Table 2. Evaluation results in P@K on datasets RCV1
Table 3. Evaluation results in G@K on datasets RCV1
Fig. 2.
figure 2

Evaluation results on our ChinaStory datasets

5 Conclusion and Future Work

In this paper, we present reinforcement learning approach to discover the structured document representation for extreme multi-label text classification. Experimental validation in comparison with other state-of-the-art methods on datasets is conducted, demonstrating that on both public and practical datasets, expecting results have been obtained. However, There still exists a lot work to be further investigated.
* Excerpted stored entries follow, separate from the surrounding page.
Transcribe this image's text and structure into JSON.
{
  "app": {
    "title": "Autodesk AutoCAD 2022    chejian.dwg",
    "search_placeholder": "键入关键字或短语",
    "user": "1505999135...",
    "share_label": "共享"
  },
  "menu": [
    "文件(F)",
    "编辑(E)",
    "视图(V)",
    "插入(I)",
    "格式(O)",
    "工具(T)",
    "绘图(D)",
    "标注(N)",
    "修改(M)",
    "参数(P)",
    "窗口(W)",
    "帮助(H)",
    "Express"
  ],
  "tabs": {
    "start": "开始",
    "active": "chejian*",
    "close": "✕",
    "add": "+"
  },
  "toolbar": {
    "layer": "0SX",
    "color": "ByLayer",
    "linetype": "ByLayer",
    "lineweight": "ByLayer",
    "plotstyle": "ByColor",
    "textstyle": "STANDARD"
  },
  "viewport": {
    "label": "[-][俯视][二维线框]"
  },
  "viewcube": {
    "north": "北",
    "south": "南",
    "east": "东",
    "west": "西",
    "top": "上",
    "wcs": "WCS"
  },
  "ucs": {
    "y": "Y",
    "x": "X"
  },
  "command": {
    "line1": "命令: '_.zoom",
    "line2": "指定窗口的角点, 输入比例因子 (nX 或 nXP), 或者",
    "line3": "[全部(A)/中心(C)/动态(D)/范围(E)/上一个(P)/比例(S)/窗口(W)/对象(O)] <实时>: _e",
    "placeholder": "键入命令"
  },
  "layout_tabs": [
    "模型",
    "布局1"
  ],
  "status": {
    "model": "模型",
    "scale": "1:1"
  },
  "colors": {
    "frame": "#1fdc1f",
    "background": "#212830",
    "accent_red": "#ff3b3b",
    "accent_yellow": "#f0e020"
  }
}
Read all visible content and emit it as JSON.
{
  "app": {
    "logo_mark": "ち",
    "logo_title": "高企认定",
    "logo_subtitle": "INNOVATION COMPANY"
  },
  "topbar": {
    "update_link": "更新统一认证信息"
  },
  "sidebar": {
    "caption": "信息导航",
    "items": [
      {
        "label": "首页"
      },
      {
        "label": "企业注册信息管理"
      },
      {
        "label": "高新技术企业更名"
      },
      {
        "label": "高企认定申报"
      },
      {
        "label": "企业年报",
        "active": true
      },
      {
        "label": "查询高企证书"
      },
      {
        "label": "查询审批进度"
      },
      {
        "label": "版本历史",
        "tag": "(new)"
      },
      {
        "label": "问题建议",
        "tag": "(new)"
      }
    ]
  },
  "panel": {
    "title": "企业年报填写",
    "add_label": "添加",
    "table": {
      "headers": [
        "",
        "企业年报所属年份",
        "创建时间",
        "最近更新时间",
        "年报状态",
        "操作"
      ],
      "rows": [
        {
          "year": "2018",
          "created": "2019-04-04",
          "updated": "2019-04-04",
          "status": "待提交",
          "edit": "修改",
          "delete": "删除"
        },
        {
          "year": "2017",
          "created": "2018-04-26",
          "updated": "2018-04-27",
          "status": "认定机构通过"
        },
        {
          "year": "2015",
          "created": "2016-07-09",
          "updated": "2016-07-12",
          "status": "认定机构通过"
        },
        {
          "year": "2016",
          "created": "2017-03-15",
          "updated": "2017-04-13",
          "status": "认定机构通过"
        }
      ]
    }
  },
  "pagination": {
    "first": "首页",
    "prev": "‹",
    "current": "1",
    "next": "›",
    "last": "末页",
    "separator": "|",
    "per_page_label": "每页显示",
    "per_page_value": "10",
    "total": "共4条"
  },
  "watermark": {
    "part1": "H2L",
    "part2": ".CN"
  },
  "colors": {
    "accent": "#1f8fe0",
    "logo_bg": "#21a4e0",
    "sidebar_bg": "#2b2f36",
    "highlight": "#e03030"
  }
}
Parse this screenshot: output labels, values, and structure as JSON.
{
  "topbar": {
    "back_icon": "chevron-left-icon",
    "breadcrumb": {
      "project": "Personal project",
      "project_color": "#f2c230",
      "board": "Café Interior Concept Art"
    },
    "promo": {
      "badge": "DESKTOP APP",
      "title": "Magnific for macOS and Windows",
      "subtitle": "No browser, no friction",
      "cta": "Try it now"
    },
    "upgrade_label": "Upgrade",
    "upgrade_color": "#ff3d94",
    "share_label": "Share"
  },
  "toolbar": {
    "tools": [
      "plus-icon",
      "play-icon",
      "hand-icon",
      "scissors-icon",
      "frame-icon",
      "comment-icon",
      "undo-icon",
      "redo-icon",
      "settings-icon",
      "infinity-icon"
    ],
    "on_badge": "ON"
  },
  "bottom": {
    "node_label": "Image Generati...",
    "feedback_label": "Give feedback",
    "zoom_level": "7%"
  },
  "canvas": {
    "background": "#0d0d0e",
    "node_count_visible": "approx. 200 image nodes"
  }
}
Firstly, we wish to discover more relevant label patterns from document for the end editors; Secondly, we hope to develop a more flexible graphic user interface (GUI) and integrate more high-level knowledge of the human’s intention as a feedback information into the model. Finally, we wish to discover more hierarchical structure of the label in the document in a coarse-to-fine manner.